18/08/2016 09:39 par Esteban

@act
Soit aimable de ne pas penser et faire croire que je compare les actions des partisans et résistants de gauche à celles de ces faux "rebelles" isolés sur notre territoire dont le résultat ne nous fait vivre en rien la destruction, la souffrance et l’horreur que nous faisons subir à ces autres peuples. Nous savons très bien que les résistants patriotes de ces pays assaillis se défendent dans leur propre pays, et pas ailleurs, contre les hordes d’envahisseurs déstabilisatrices et assassines.
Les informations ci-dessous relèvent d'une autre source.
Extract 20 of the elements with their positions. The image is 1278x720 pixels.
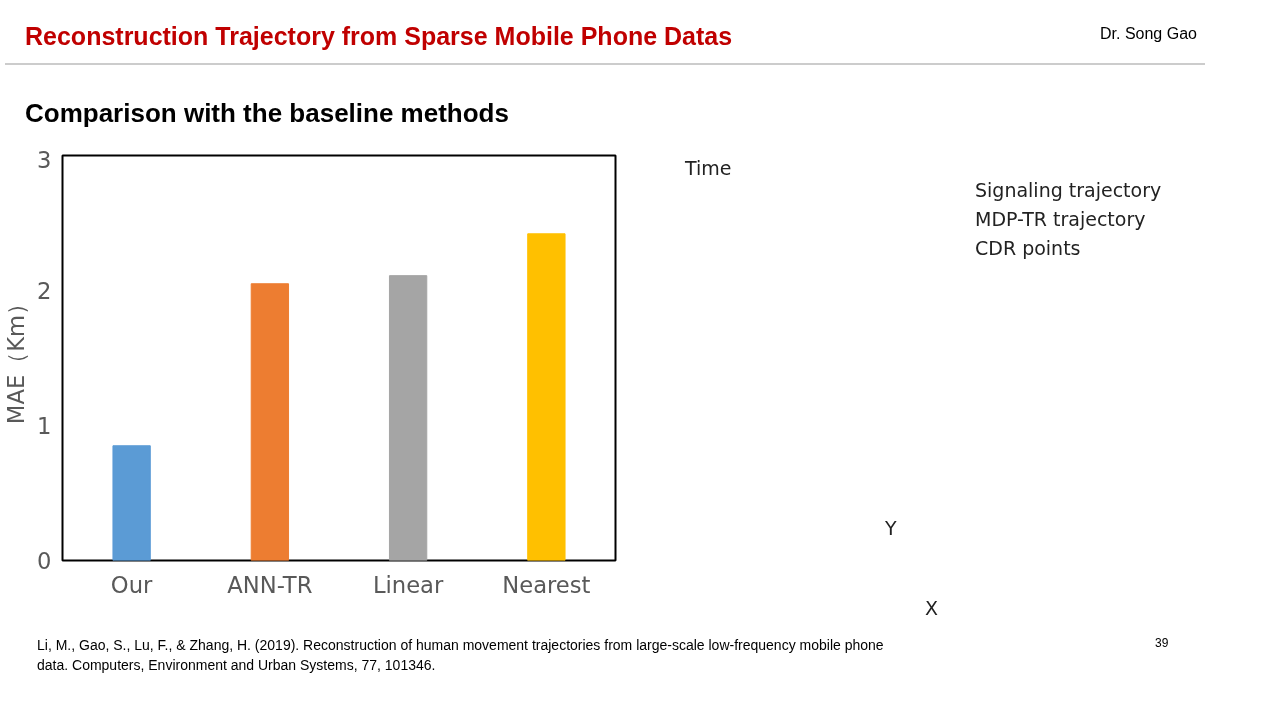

Je fais allusion ici, bien qu’on ne leur demande rien et que je ne le souhaite pas, d’une véritable riposte sur nos terres des États concernés qui utiliseraient (pourquoi s’en priveraient-ils ?) nos méthodes civilisatrices pour châtier nos despotes socialo-républicains qui entretiennent le chômage et la misère de masse, plus destructeurs que ce que proposaient les sociétés libyenne et syrienne avant notre démocratisation. "Oeil pour oeil, dent pour dent" au même niveau et avec les conséquences mondiales inhérentes, c’est malheureusement la seule manière de nous sortir de notre confortable torpeur et nous faire comprendre notre parasitage planétaire sans fin.
Je suppose camarade que je ne t’apprends rien et que tu déplores la méthode, pourtant c’est la nôtre ailleurs.

18/08/2016 12:19 par act

Salut Esteban,

malentendu : je n’écris pas (du tout) que tu voudrais mettre les actions violentes menées par des résitants/partisants de gauche sur le même pied que des actions terroristes menées par des intégristes et/ou malades mentaux,

mais à la lecture de ton commentaire j’avais l’impression que tu "justifiais" ou "relativisais" la violence des intégristes ici par celle des impérialistes là-bas.

18/08/2016 15:38 par iriarte.charlotte@msn.fr
19/08/2016 20:12 par Arno Berry

"l’impuissance du Gouvernement à soulager quelque peu la crise économique et sociale" : On ne peut parler d’impuissance que quand il y a volonté de faire, or là ce n’est pas le cas ; les fauxcialistes, cette droite de rechange, n’a nullement l’intention de soulager la crise ; elle est mandatée pour l’amplifier, au profit des quelques parasites qui les ont placés là.